Bambang Soesatyo mengemukakan bahwa sebelum adanya amandemen konstitusi, MPR memiliki kewenangan untuk mengeluarkan Ketetapan (Tap) yang mengatur untuk mengisi celah ketidakjelasan dalam konstitusi.
Pertanyaannya adalah apakah MPR masih memiliki kewenangan tersebut setelah amandemen?

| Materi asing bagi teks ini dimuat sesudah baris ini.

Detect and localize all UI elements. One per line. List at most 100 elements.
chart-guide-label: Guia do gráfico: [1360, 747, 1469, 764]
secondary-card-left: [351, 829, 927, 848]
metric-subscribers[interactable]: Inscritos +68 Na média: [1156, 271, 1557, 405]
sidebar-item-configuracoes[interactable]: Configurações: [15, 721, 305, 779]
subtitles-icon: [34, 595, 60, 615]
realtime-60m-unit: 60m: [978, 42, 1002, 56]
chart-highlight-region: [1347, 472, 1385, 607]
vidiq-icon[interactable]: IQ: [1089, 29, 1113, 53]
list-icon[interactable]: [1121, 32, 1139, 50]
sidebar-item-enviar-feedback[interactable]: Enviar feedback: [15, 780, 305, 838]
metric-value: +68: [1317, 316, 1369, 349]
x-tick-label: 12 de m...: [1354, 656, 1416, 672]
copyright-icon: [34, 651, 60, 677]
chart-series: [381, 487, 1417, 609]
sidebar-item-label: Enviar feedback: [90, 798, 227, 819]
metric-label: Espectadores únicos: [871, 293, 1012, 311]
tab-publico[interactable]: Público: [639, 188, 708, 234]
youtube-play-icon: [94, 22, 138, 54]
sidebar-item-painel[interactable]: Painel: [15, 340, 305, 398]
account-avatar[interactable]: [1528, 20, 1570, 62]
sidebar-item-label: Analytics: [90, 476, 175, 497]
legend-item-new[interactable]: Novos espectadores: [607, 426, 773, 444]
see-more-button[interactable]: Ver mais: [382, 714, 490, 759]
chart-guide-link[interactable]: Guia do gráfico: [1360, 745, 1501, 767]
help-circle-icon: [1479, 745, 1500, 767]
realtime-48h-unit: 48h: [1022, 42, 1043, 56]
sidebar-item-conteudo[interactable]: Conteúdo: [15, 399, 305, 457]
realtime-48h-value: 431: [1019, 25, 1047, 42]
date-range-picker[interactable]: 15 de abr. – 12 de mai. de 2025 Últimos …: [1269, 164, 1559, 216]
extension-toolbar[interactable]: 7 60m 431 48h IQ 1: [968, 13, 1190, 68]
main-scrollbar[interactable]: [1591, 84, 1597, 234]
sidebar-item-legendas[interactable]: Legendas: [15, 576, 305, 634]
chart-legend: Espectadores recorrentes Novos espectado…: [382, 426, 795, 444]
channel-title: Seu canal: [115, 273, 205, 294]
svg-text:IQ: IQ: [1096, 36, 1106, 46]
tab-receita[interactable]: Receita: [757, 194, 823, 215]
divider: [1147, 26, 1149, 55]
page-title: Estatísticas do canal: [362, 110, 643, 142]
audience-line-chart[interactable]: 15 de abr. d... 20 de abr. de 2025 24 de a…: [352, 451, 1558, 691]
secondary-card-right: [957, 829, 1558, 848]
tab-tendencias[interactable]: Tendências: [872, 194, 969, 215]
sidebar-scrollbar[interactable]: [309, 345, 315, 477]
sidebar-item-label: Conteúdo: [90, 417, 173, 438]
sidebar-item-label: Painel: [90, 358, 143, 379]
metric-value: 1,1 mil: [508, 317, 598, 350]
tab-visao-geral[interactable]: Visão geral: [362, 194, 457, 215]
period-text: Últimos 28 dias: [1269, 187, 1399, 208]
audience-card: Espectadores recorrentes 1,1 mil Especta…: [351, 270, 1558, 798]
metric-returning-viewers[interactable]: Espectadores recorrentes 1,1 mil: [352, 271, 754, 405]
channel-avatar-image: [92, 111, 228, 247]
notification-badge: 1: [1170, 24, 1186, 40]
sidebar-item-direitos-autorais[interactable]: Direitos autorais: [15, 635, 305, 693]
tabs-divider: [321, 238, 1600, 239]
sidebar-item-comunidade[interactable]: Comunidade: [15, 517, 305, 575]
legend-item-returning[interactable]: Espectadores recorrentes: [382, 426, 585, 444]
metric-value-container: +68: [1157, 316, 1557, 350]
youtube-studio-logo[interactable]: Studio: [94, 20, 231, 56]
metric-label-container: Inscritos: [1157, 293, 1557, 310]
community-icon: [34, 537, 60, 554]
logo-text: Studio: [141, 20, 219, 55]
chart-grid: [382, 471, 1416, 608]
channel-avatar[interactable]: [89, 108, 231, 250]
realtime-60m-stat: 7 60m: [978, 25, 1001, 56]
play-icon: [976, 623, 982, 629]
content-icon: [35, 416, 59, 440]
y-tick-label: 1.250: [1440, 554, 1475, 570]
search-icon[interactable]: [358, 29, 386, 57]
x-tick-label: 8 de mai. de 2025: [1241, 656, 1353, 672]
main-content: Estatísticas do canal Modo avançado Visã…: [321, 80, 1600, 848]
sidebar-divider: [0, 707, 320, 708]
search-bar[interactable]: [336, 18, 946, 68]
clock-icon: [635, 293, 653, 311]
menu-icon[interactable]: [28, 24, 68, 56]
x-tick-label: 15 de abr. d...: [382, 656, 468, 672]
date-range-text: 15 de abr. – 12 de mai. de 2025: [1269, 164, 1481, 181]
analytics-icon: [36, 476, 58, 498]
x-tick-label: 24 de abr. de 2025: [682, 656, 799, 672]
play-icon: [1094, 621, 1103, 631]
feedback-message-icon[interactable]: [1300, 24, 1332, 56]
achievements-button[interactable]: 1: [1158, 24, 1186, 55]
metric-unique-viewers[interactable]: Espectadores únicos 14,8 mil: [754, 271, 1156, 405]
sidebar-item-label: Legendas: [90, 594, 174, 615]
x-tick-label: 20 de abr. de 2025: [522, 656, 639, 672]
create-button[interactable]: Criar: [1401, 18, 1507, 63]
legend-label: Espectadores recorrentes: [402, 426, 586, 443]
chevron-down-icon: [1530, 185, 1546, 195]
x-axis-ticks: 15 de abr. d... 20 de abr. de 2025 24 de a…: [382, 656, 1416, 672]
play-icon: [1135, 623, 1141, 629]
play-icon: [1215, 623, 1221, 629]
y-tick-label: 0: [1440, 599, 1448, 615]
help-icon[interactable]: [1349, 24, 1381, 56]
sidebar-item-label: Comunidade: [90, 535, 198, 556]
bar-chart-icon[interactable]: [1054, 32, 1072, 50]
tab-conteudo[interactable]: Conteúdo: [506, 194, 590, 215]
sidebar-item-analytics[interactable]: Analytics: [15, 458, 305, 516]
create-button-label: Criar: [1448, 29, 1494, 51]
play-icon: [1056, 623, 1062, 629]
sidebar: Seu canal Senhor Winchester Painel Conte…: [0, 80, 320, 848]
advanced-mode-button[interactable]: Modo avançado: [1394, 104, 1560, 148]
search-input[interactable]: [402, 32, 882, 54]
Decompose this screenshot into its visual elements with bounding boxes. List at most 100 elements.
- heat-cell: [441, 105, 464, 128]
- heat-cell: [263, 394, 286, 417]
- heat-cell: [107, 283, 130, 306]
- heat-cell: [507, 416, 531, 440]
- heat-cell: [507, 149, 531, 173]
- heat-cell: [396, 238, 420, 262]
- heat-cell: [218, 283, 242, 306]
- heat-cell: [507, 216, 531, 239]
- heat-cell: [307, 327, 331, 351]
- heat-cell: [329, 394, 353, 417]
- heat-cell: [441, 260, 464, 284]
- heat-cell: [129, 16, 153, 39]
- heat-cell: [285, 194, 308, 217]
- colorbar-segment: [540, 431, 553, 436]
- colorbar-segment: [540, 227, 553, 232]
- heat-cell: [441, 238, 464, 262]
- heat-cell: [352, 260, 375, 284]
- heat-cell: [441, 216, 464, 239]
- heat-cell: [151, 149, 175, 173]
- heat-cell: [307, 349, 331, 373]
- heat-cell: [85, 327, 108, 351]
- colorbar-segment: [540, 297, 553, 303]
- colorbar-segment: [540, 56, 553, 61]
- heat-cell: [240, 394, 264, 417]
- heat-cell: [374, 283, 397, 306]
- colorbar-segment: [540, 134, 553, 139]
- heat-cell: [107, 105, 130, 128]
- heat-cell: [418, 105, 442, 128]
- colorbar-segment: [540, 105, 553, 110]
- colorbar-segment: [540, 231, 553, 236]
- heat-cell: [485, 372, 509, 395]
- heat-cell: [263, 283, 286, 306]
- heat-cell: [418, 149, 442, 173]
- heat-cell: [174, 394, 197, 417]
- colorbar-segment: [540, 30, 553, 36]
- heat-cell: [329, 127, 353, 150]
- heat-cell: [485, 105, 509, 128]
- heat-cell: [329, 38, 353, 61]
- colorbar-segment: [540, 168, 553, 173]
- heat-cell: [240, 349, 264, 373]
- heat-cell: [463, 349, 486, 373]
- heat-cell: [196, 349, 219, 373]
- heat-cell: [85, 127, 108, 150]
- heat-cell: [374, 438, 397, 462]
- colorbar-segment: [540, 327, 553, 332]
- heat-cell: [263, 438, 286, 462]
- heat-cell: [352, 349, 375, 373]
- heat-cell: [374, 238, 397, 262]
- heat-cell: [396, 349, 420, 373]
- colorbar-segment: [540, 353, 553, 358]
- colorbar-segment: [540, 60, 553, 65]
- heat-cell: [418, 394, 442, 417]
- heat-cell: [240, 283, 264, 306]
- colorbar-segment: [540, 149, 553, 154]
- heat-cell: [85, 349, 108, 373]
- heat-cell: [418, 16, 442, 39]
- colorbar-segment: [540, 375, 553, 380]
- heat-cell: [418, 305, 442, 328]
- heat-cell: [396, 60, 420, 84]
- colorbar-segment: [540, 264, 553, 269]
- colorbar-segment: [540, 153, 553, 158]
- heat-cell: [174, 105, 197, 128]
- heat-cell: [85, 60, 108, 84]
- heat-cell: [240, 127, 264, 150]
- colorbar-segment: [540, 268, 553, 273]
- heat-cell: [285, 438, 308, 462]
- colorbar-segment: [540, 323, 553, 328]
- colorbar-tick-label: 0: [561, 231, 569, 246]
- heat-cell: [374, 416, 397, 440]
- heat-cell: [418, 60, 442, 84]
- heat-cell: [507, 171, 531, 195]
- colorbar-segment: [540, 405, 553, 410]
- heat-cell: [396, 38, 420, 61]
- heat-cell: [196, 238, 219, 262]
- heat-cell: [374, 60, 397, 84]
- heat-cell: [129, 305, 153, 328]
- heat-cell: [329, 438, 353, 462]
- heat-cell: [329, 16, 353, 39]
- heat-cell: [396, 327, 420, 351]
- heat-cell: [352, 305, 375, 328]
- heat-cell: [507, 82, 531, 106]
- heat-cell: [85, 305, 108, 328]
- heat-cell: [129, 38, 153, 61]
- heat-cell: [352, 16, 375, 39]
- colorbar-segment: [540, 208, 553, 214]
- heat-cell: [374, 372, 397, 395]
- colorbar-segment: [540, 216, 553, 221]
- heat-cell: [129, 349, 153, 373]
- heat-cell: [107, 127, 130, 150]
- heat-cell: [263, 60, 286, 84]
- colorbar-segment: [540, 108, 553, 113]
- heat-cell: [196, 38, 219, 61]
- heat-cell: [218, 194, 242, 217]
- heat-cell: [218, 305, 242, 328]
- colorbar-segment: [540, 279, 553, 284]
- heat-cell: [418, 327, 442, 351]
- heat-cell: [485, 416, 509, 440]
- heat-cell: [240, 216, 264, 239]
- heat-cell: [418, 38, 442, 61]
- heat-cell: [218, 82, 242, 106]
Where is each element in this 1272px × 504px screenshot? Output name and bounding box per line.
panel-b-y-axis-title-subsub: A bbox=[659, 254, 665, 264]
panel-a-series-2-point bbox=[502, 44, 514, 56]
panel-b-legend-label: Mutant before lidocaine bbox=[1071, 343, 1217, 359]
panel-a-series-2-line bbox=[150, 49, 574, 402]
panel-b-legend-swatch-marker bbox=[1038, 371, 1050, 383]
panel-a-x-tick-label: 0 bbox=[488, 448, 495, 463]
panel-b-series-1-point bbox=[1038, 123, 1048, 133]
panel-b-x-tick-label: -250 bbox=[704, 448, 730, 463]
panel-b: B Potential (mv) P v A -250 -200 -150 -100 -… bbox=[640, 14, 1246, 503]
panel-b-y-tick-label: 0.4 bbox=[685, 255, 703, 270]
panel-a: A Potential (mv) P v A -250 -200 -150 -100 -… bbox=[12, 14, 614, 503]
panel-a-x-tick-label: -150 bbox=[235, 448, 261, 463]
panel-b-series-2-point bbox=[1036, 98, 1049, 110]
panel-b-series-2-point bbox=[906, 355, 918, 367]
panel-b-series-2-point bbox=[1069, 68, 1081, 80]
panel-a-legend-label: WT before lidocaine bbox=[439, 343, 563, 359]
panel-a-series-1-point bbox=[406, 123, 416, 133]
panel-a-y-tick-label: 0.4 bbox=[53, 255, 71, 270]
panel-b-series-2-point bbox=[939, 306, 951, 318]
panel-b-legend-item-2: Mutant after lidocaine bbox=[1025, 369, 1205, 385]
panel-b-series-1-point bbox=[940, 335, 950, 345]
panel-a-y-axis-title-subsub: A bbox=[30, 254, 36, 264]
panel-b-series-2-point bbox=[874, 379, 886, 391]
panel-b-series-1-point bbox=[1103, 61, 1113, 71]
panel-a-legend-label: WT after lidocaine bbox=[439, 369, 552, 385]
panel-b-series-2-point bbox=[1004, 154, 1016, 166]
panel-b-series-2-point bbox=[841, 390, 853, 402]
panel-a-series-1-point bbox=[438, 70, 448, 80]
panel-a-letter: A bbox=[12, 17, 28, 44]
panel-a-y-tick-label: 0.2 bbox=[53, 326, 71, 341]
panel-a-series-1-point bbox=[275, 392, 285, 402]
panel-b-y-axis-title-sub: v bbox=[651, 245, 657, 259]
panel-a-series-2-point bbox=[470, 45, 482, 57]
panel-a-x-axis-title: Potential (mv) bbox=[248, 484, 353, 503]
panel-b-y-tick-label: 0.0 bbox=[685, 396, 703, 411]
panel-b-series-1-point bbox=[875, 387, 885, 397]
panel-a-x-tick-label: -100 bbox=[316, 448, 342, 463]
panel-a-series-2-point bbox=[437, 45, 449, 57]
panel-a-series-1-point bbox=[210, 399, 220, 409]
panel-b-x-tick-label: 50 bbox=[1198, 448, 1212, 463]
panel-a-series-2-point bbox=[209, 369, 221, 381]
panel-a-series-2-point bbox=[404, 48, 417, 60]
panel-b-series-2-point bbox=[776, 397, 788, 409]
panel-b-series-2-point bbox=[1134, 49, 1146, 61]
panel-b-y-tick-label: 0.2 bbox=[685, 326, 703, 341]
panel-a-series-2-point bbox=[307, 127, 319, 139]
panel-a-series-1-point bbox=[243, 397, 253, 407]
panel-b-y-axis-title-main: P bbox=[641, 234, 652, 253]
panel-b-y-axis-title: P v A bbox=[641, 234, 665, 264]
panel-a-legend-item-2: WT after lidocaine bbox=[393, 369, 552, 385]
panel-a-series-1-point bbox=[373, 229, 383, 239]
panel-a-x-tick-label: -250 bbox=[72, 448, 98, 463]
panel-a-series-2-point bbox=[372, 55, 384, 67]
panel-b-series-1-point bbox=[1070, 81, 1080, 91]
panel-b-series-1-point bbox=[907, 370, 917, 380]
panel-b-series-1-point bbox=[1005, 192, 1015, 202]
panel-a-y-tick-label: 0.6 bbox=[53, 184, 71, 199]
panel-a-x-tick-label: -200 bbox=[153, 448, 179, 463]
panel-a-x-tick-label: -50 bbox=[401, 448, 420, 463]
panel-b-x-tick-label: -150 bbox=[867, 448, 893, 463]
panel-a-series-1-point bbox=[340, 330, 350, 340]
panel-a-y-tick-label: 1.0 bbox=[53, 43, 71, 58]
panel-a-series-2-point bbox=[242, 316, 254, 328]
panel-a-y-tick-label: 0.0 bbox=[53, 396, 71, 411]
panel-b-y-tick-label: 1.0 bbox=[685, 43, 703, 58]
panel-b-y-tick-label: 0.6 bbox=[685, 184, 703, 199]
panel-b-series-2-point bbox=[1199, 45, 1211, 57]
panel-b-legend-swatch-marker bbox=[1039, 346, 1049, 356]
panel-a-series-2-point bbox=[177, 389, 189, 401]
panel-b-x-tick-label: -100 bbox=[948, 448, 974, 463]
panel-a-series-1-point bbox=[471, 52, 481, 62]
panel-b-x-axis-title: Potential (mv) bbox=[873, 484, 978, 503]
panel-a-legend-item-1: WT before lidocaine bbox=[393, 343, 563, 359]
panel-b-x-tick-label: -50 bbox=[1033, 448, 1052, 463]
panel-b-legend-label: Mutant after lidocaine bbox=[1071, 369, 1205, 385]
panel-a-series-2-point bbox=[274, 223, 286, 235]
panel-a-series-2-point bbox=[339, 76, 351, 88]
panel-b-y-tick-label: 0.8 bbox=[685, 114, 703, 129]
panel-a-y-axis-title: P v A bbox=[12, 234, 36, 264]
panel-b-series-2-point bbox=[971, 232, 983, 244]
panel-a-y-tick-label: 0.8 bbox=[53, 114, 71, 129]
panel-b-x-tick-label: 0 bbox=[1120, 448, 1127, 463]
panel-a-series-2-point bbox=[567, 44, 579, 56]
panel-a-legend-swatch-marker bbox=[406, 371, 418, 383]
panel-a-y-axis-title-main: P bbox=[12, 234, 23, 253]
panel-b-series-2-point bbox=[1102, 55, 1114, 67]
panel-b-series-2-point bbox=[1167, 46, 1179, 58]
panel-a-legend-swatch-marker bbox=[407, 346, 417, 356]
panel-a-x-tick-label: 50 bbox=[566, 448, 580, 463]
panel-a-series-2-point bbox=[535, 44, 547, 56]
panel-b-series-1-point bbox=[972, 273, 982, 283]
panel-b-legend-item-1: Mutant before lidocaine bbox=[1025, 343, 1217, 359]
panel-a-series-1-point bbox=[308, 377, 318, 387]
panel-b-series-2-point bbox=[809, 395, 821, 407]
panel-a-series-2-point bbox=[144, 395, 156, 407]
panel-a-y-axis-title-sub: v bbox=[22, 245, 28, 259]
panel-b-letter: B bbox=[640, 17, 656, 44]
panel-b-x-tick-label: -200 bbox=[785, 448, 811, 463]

Pertanyaan ini, menurutnya, sangat penting untuk dipertimbangkan demi menjaga keselamatan dan integritas bangsa dan negara.
“Hal itu memerlukan perhatian yang sungguh-sungguh dari kita semua sebagai warga bangsa,” ujarnya.
Berdasarkan Pasal 1 ayat (2) UUD 1945, Bambang Soesatyo menjelaskan bahwa sebagai wujud dari prinsip kedaulatan rakyat, MPR memiliki kewenangan dan kewajiban hukum untuk mengambil keputusan atau penetapan yang berfokus pada pengaturan guna menghadapi dampak dari situasi darurat fiskal atau politik yang tidak dapat diprediksi dan dikendalikan dengan wajar.
Menurut Bambang Soesatyo, idealnya MPR harus dikembalikan menjadi lembaga puncak negara, sejalan dengan pandangan Presiden RI ke-5, Megawati Soekarnoputri, yang diungkapkan pada perayaan Hari Ulang Tahun Lemhanas ke-58 beberapa waktu lalu.
Sebelumnya, muncul wacana tentang penundaan pemilu tahun 2024. Banyak kalangan elit politik dari berbagai partai yang mengutarakan hal tersebut, bahkan Pengadilan Negeri (PN) Jakarta Pusat juga mengeluarkan keputusan terkait gugatan perdata yang diajukan oleh Partai Prima untuk menghentikan rangkaian pemilu. Namun, penundaan tersebut bertabrakan dengan ketentuan dalam UUD 1945.